FS:   I expect that all fairs will have a hybrid digital element to them that allows collectors access from across the globe, and I also expect more collaborations for the foreseeable future. We have a LAPADA pavilion at the Game Fair this year and are looking at some pop-ups or mini fairs this autumn as well as an exciting collaboration with another fair organiser next year…. watch this space.

TW:   In 2020 you launched LAPADA leaders. How do you plan to further engage with and entice new audiences?

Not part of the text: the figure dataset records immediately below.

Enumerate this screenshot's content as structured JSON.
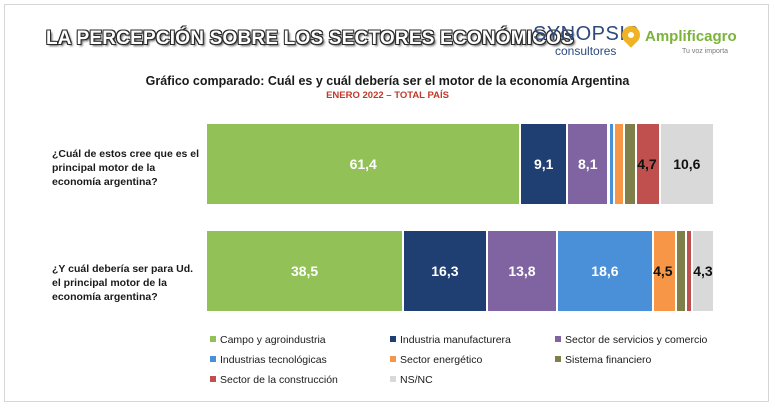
{
  "header": {
    "banner": "LA PERCEPCIÓN SOBRE LOS SECTORES ECONÓMICOS",
    "logo_synopsis": "SYNOPSIS",
    "logo_synopsis_sub": "consultores",
    "logo_amplificagro": "Amplificagro",
    "logo_amplificagro_tag": "Tu voz importa"
  },
  "chart_data": {
    "type": "bar",
    "orientation": "horizontal-stacked-100",
    "title": "Gráfico comparado: Cuál es y cuál debería ser el motor de la economía Argentina",
    "subtitle": "ENERO 2022 – TOTAL PAÍS",
    "categories": [
      "¿Cuál de estos cree que es el principal motor de la economía argentina?",
      "¿Y cuál debería ser para Ud. el principal motor de la economía argentina?"
    ],
    "series": [
      {
        "name": "Campo y agroindustria",
        "color": "#92c157",
        "values": [
          61.4,
          38.5
        ],
        "labels": [
          "61,4",
          "38,5"
        ]
      },
      {
        "name": "Industria manufacturera",
        "color": "#1f3e72",
        "values": [
          9.1,
          16.3
        ],
        "labels": [
          "9,1",
          "16,3"
        ]
      },
      {
        "name": "Sector de servicios y comercio",
        "color": "#8064a2",
        "values": [
          8.1,
          13.8
        ],
        "labels": [
          "8,1",
          "13,8"
        ]
      },
      {
        "name": "Industrias tecnológicas",
        "color": "#4a90d9",
        "values": [
          1.0,
          18.6
        ],
        "labels": [
          "",
          "18,6"
        ]
      },
      {
        "name": "Sector energético",
        "color": "#f79646",
        "values": [
          2.0,
          4.5
        ],
        "labels": [
          "",
          "4,5"
        ]
      },
      {
        "name": "Sistema financiero",
        "color": "#7f7f4a",
        "values": [
          2.3,
          2.0
        ],
        "labels": [
          "",
          ""
        ]
      },
      {
        "name": "Sector de la construcción",
        "color": "#c0504d",
        "values": [
          4.7,
          1.2
        ],
        "labels": [
          "4,7",
          ""
        ]
      },
      {
        "name": "NS/NC",
        "color": "#d9d9d9",
        "values": [
          10.6,
          4.3
        ],
        "labels": [
          "10,6",
          "4,3"
        ]
      }
    ],
    "legend_position": "bottom",
    "grid": false
  }
}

FS:   This has been one of the real opportunities or gems that has come out of lockdown for us. It has been such a treat interviewing cultural leaders from the art, design, luxury and museum sectors, finding synergies across the spectrum as well as learning from and being inspired by each other. We will certainly continue the programme and bring in a live/in-person element very soon.

“I have been surprised and delighted by the resolve and imagination the art, design and antiques worlds have shown”

Freya Simms

TW:   How do you see the role and purpose of LAPADA changing in the next three-five years?

FS:   One of the reasons I was attracted to the role was that I could see that the trade I dearly love was going through some difficult times – this is not about to change. There has been endless new legislation around ivory, Brexit as well as anti-money laundering legislation, and I felt that the art market, which is such an enriching part of commercial life, is being squeezed. My ambition is to provide our members with guidance and support and aid their access to find new buyers. Policymakers often forget that dealers are just one-or-two-people businesses who find it difficult to navigate so much red tape.

TW:   Reflecting on your career to date, what has been your biggest achievement?

FS:   The easy answer would be winning the Queen’s Award for Excellence with my ex-business partner, Narda Shirley at Gong Communications. However, what I feel most proud of is all the people I have had the privilege and pleasure to work with and manage or mentor in over two decades of this business and watching them flourish and thrive across the sector in a variety of impressive roles now.

TW:   Which museum have you most looked forward to reopening?

FS:   The Victoria and Albert Museum. It will help satiate my cravings not just for indulging in the fine and decorative arts from the new installation of the Raphael Cartoons to contemporary ceramics, but also for travel as I wander through the cast rooms taking in famous landmarks that we can’t visit in person at present. 

TW:   What’s the book you would gift to someone else?

FS:   I think this may be the trickiest question to answer as I love to give books and what and when will depend upon what’s going on in the recipient’s life. One book I have given several times is Fugitive Pieces by Canadian poet Anne Michaels. It’s mesmerising, and you get lost in the poetry of the language as well as the narrative. Recently, I have given a few copies of the sexy art romp A Year on Earth with Mr Hell by Young Kim and published by Ubu Gallery in New York. A decidedly racy read!

TW:   If you could own any artwork in the world, what would you choose?

FS:   I’d take a Titian. I love his use of colour, structure, subject matter – the works. Do I have to pick one? Or can I be greedy and have all six paintings commissioned by King Philip II of Ovid’s Metamorphoses?